People seem to view 'contact' as an unambiguously good thing. If you're capable of getting the bat on the ball, it's forgivable to swing. I used to think something similar. At the very least, I thought that players with exceptional contact and/or raw power tools could be forgiven for the occasional eye-level misadventure. After all, I grew up watching Vladimir Guerrero's magical plate discipline journey.
I had a dim awareness that it was probably harder to make good contact on pitches outside the strike zone, but I didn't have any sort of concept of how much harder, nor any real knowledge of the explicit relationship between pitch location and contact quality.
Then I read an interview with Marco Scutaro where he responded to a question about his excellent contact hitting skills with a self-deprecating quote about leading the league in weak contact. Later, Joe Panik would reference the same concept--see the exact quote below.
“I’ve been learning to continue my fastball mentality and swing as if it’s a fastball — if it’s a breaking ball, say with no strikes or one strike, just keep that fastball mentality and swing through it."--Joe Panik
Both Scutaro and Panik apparently believe that there are some pitches you don't want to hit, even if you swing.
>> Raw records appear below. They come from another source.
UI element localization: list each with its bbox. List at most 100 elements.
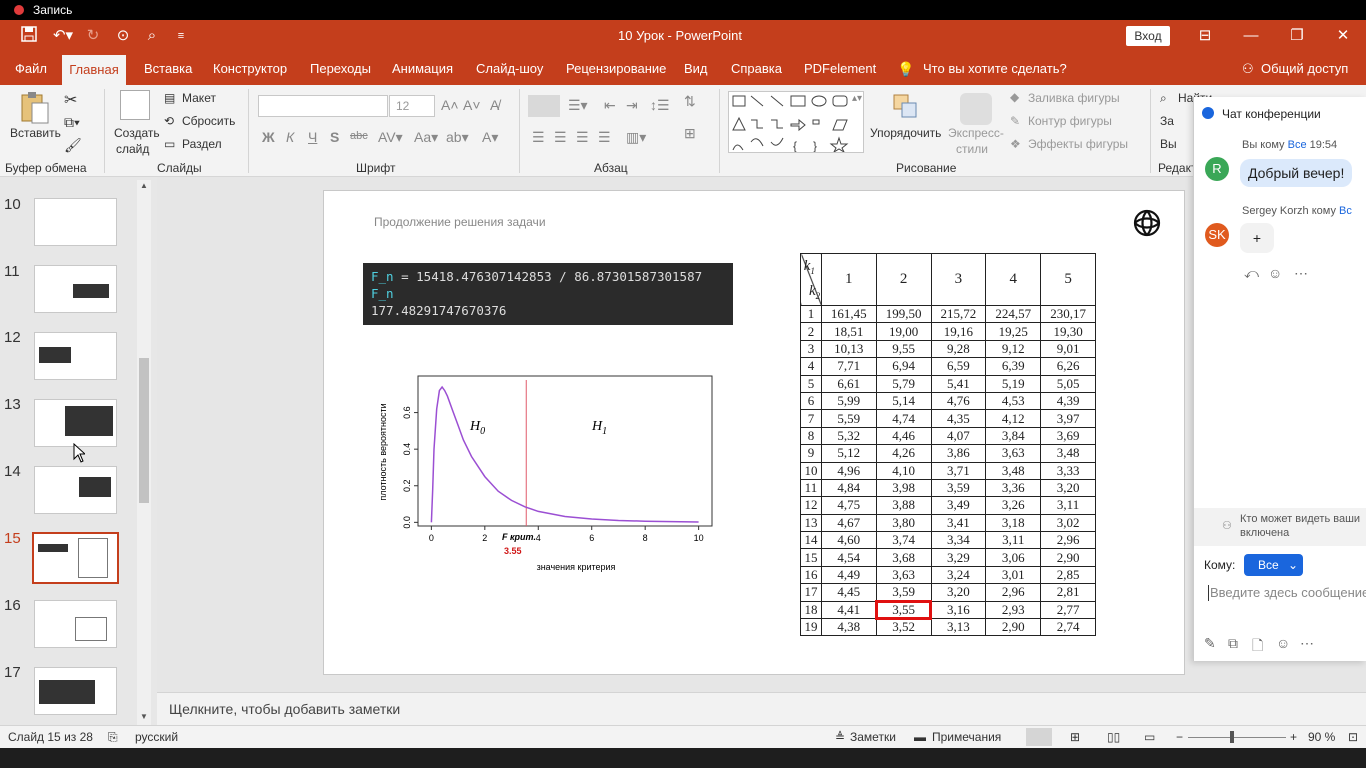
tab-transitions[interactable]: Переходы — [310, 61, 371, 76]
shadow-button[interactable]: S — [330, 129, 340, 145]
align-center-icon[interactable]: ☰ — [554, 129, 567, 145]
tab-insert[interactable]: Вставка — [144, 61, 193, 76]
more-icon[interactable]: ⋯ — [1300, 635, 1314, 651]
spellcheck-icon[interactable]: ⎘ — [108, 730, 118, 744]
notes-toggle-button[interactable]: Заметки — [850, 730, 896, 744]
arrange-button[interactable]: Упорядочить — [870, 126, 942, 140]
layout-button[interactable]: Макет — [182, 91, 216, 105]
slide-thumbnail[interactable] — [34, 600, 117, 648]
align-right-icon[interactable]: ☰ — [576, 129, 589, 145]
columns-icon[interactable]: ▥▾ — [626, 129, 647, 145]
ribbon-display-icon[interactable]: ⊟ — [1198, 27, 1212, 44]
tab-view[interactable]: Вид — [684, 61, 708, 76]
emoji-icon[interactable]: ☺ — [1276, 635, 1291, 651]
zoom-level[interactable]: 90 % — [1308, 730, 1336, 744]
font-size-select[interactable]: 12 — [389, 95, 435, 117]
share-button[interactable]: Общий доступ — [1261, 61, 1349, 76]
shape-outline-button[interactable]: Контур фигуры — [1028, 114, 1112, 128]
replace-button[interactable]: За — [1160, 114, 1174, 128]
char-spacing-icon[interactable]: AV▾ — [378, 129, 403, 145]
highlight-icon[interactable]: ab▾ — [446, 129, 469, 145]
tab-help[interactable]: Справка — [731, 61, 782, 76]
shapes-gallery[interactable]: {} — [728, 91, 864, 154]
slide-thumbnail-selected[interactable] — [32, 532, 119, 584]
new-slide-icon[interactable] — [120, 90, 150, 120]
tab-home[interactable]: Главная — [62, 55, 126, 85]
notes-toggle-icon[interactable]: ≜ — [835, 730, 846, 744]
justify-icon[interactable]: ☰ — [598, 129, 611, 145]
tab-design[interactable]: Конструктор — [213, 61, 288, 76]
slide-thumbnail[interactable] — [34, 265, 117, 313]
reading-view-icon[interactable]: ▯▯ — [1107, 730, 1121, 744]
comments-button[interactable]: Примечания — [932, 730, 1002, 744]
tab-slideshow[interactable]: Слайд-шоу — [476, 61, 544, 76]
tell-me-input[interactable]: Что вы хотите сделать? — [923, 61, 1067, 76]
new-slide-label-2[interactable]: слайд — [116, 142, 150, 156]
clear-format-icon[interactable]: A̸ — [490, 97, 500, 113]
bullets-icon[interactable] — [528, 95, 560, 117]
message-recipient[interactable]: Все — [1287, 139, 1307, 151]
shape-effects-button[interactable]: Эффекты фигуры — [1028, 137, 1129, 151]
start-slideshow-icon[interactable]: ⊙ — [116, 27, 130, 44]
language-indicator[interactable]: русский — [135, 730, 179, 744]
copy-icon[interactable]: ⧉▾ — [64, 114, 80, 130]
normal-view-icon[interactable] — [1026, 728, 1052, 746]
recipient-select[interactable]: Все ⌄ — [1244, 554, 1303, 576]
minimize-icon[interactable]: — — [1243, 27, 1259, 44]
align-text-icon[interactable]: ⊞ — [684, 125, 696, 141]
scroll-up-icon[interactable]: ▲ — [140, 181, 148, 190]
tab-pdfelement[interactable]: PDFelement — [804, 61, 877, 76]
scroll-down-icon[interactable]: ▼ — [140, 712, 148, 721]
gallery-more-icon[interactable]: ▴▾ — [852, 93, 863, 104]
screenshot-icon[interactable]: ⧉ — [1228, 635, 1238, 651]
italic-button[interactable]: К — [286, 129, 295, 145]
slide-thumbnail[interactable] — [34, 332, 117, 380]
slide-thumbnail[interactable] — [34, 667, 117, 715]
message-recipient[interactable]: Вс — [1339, 205, 1352, 217]
arrange-icon[interactable] — [892, 93, 920, 121]
font-color-icon[interactable]: A▾ — [482, 129, 499, 145]
grow-font-icon[interactable]: A˄ — [441, 97, 459, 113]
underline-button[interactable]: Ч — [308, 129, 318, 145]
quick-styles-icon[interactable] — [960, 93, 992, 125]
zoom-slider-thumb[interactable] — [1230, 731, 1234, 743]
fit-to-window-icon[interactable]: ⊡ — [1348, 730, 1359, 744]
file-icon[interactable]: 🗋 — [1252, 637, 1264, 653]
slideshow-view-icon[interactable]: ▭ — [1144, 730, 1156, 744]
shrink-font-icon[interactable]: A˅ — [463, 97, 481, 113]
close-icon[interactable]: ✕ — [1336, 27, 1350, 44]
new-slide-label-1[interactable]: Создать — [114, 126, 160, 140]
customize-toolbar-icon[interactable]: ≡ — [177, 30, 185, 42]
text-direction-icon[interactable]: ⇅ — [684, 93, 696, 109]
increase-indent-icon[interactable]: ⇥ — [626, 97, 638, 113]
numbering-icon[interactable]: ☰▾ — [568, 97, 588, 113]
reply-icon[interactable]: ⤺ — [1244, 265, 1259, 281]
zoom-out-icon[interactable]: − — [1176, 730, 1184, 744]
redo-icon[interactable]: ↻ — [86, 27, 100, 44]
bold-button[interactable]: Ж — [262, 129, 275, 145]
align-left-icon[interactable]: ☰ — [532, 129, 545, 145]
save-icon[interactable] — [18, 26, 40, 46]
cut-icon[interactable]: ✂ — [64, 92, 78, 109]
notes-placeholder[interactable]: Щелкните, чтобы добавить заметки — [169, 701, 401, 717]
reset-button[interactable]: Сбросить — [182, 114, 236, 128]
line-spacing-icon[interactable]: ↕☰ — [650, 97, 670, 113]
select-button[interactable]: Вы — [1160, 137, 1177, 151]
undo-icon[interactable]: ↶▾ — [52, 27, 74, 44]
decrease-indent-icon[interactable]: ⇤ — [604, 97, 616, 113]
tab-review[interactable]: Рецензирование — [566, 61, 667, 76]
change-case-icon[interactable]: Aa▾ — [414, 129, 439, 145]
signin-button[interactable]: Вход — [1126, 26, 1170, 46]
tab-file[interactable]: Файл — [15, 61, 47, 76]
scrollbar-thumb[interactable] — [139, 358, 149, 503]
print-preview-icon[interactable]: ⌕ — [147, 27, 157, 44]
strikethrough-button[interactable]: abc — [350, 130, 368, 142]
slide-thumbnail[interactable] — [34, 399, 117, 447]
section-button[interactable]: Раздел — [182, 137, 222, 151]
emoji-reaction-icon[interactable]: ☺ — [1268, 265, 1283, 281]
more-options-icon[interactable]: ⋯ — [1294, 265, 1308, 281]
zoom-slider-track[interactable] — [1188, 737, 1286, 738]
shape-fill-button[interactable]: Заливка фигуры — [1028, 91, 1120, 105]
slide-sorter-icon[interactable]: ⊞ — [1070, 730, 1081, 744]
slide-thumbnail[interactable] — [34, 466, 117, 514]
Is all contact good contact? Let's look at the contact Starling Marte has made thus far this season. The table below shows his production on contact through 08/12 (I know, I know--it took me an embarrassingly long time to write this article) on pitches both inside and outside the strike zone:
You don't need a PhD to see that Marte struggles to make high-quality contact on pitches out of the zone--he rarely hits the ball hard (the 78 MPH average exit velocity), rarely elevates it (FB and LD rates half of those in the zone), and only runs a .315 SLG on the pitches he hits. His batting average on contact is reasonable (we'll talk more about that later), but in general his production craters when the pitch he's hitting is out of the zone.
But, hey, maybe you think that in zone/out of zone is too blunt a dichotomy. We can look at the same thing by the pitch's distance from the center of the strike zone:
This is the same story, just with a bit more granularity. The further the pitch is from the heart of the plate, the more likely it is to be a weak ground ball. If you're more of a visual person, here's a graph illustrating how Marte's batted ball velocity changes based on pitch location:
Marte's been able to make reasonably hard contact on some of the borderline pitches, but when he hunts up and in or low and away the results haven't been pretty. The ensuing batted balls are displayed below.
There's a bit of a "he can hit those" fallacy going on here. Marte is indeed capable of making contact with pitches out of the strike zone--it's just that the contact he makes tends to be overwhelmingly of the 'soft grounder' variety.
Soft ground balls aren't necessarily a horrible thing. For most players, they're something like an automatic out, but Marte has the best infield hit percentage in baseball. And soft grounders tend to be quite infield hit-conducive.
All of this, however, reflects Marte's production when he makes contact--but as the chart below shows, he's also more likely to swing and miss at pitches the further away they are from the zone's center:
I think this pretty much answers the question of whether Marte would be a better offensive player if he could magically excise some of the more ill-conceived swings from his offensive game. He doesn't make high-quality contact on pitches outside the zone, and while his propensity for legging out infield hits masks some of this issue, the whiffs and soft grounders don't end up generating much production.
Starling Marte is a star, and thanks to his team-friendly extension he'll be manning left field for the Pirates for a very long time. He's already been a large part of the organization's turnaround. He's a legitimate five-tool player who can make catches like this and throws like this.
But if he wants to elevate his game to an MVP-candidate level, it might be worthwhile to take a second look at whether swinging at everything is really worth it.